O Alto Representante da UE, Joseph Borrell está definido para finalizar a nomeação de um Representante Especial para a região do Golfo nos próximos dias. O papel dos Representantes Especiais da UE é promover as políticas e interesses da UE em suas regiões designadas. São fundamentais para os esforços europeus de consolidação da paz, da estabilidade e do Estado de direito.

Os quatro candidatos considerados no SEAE são Luigi Di Maio, Dimitris Avramopoulos, Markos Kyprianou, e janeiro repolho – com Di Maio como favorito após intensa pressão de setores específicos que o levaram a cair na mesa de Borrell como a nomeação preferida dos serviços do SEAE.

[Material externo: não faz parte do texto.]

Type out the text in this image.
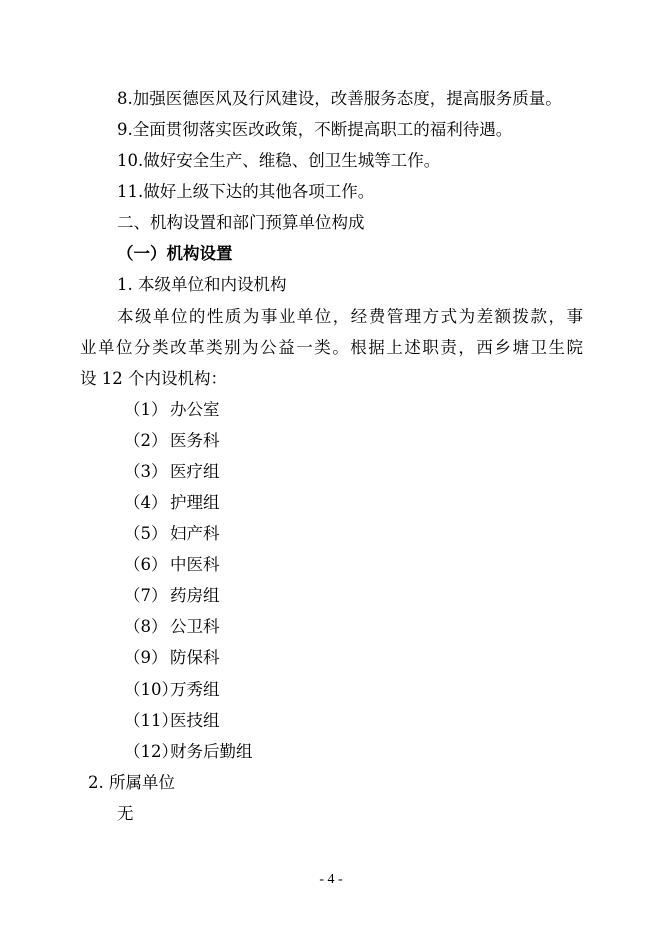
8.加强医德医风及行风建设，改善服务态度，提高服务质量。
9.全面贯彻落实医改政策，不断提高职工的福利待遇。
10.做好安全生产、维稳、创卫生城等工作。
11.做好上级下达的其他各项工作。
二、机构设置和部门预算单位构成
（一）机构设置
1. 本级单位和内设机构
本级单位的性质为事业单位，经费管理方式为差额拨款，事
业单位分类改革类别为公益一类。根据上述职责，西乡塘卫生院
设 12 个内设机构：
（1） 办公室
（2） 医务科
（3） 医疗组
（4） 护理组
（5） 妇产科
（6） 中医科
（7） 药房组
（8） 公卫科
（9） 防保科
（10）万秀组
（11）医技组
（12）财务后勤组
2. 所属单位
无
- 4 -
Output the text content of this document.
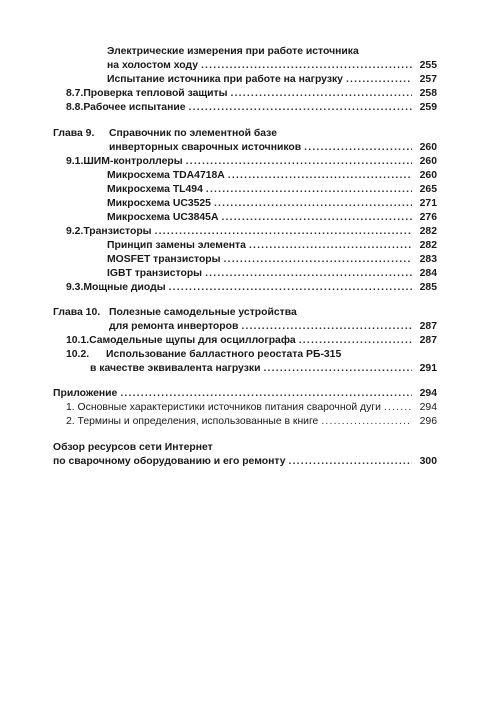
Электрические измерения при работе источника
на холостом ходу .....	255
Испытание источника при работе на нагрузку .....	257
8.7. Проверка тепловой защиты .....	258
8.8. Рабочее испытание .....	259
Глава 9.	Справочник по элементной базе
инверторных сварочных источников .....	260
9.1. ШИМ-контроллеры .....	260
Микросхема TDA4718A .....	260
Микросхема TL494 .....	265
Микросхема UC3525 .....	271
Микросхема UC3845A .....	276
9.2. Транзисторы .....	282
Принцип замены элемента .....	282
MOSFET транзисторы .....	283
IGBT транзисторы .....	284
9.3. Мощные диоды .....	285
Глава 10. Полезные самодельные устройства
для ремонта инверторов .....	287
10.1. Самодельные щупы для осциллографа .....	287
10.2.	Использование балластного реостата РБ-315
в качестве эквивалента нагрузки .....	291
Приложение .....	294
1. Основные характеристики источников питания сварочной дуги .....	294
2. Термины и определения, использованные в книге .....	296
Обзор ресурсов сети Интернет
по сварочному оборудованию и его ремонту .....	300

Di Maio, é o ex-ministro das Relações Exteriores da Itália, que foi o líder do anti-establishment Movimento Cinco Estrelas. Mais problemático, Di Maio promulgou uma embargo à venda de armas à Arábia Saudita e aos Emirados Árabes Unidos enquanto ele era ministro das Relações Exteriores, o que o torna uma persona non grata na região. Mas sua candidatura também teve problemas em casa, com o ministro italiano das Relações Exteriores, Antonio Tajani – que também atuou no topo das instituições da UE como presidente do Parlamento Europeu e dois mandatos como comissário europeu – dizendo à RAI ontem que Di Maio não é o candidato do governo italiano. Tajani também esclareceu que o apoio à indicação de Di Maio pelos especialistas técnicos não é obrigatório para Borrell, a quem compete a decisão final.

Os outros candidatos: o grego Dimitris Avramopoulos, ex-Comissário Europeu para as Migrações, com uma longa carreira ao serviço na Grécia, tendo sido Ministro dos Negócios Estrangeiros e Ministro da Defesa. Markos Kyprianou, do Chipre, foi Ministro dos Negócios Estrangeiros e Comissário Europeu. Finalmente, o eslovaco Jan Kubis ocupou cargos, incluindo o de ministro das Relações Exteriores, representante especial da ONU no Afeganistão, Iraque e Líbano e enviado especial das Nações Unidas para a Líbia.

Os corredores de Bruxelas podem ser bastante blindados, com decisões acontecendo na névoa da política – mas essa posição exigirá um candidato capaz de entregar progressos essenciais na construção de relacionamentos e na conquista de progresso em um momento desafiador para a região. Di Maio, que viajou para a França em apoio ao movimento dos Coletes Amarelos como vice-primeiro-ministro, sendo fotografado com manifestantes anti-governolevou o governo francês a comentar suas ações, dizendo na época que “Esta nova provocação é inaceitável entre países vizinhos e parceiros no seio da União Europeia”.

Como Di Maio conseguiu chegar tão longe é mais ou menos conhecido por pessoas de dentro de Bruxelas. Se Borrell está realmente se divertindo colocando a caneta no papel e assinando sua candidatura, é simplesmente bizarro.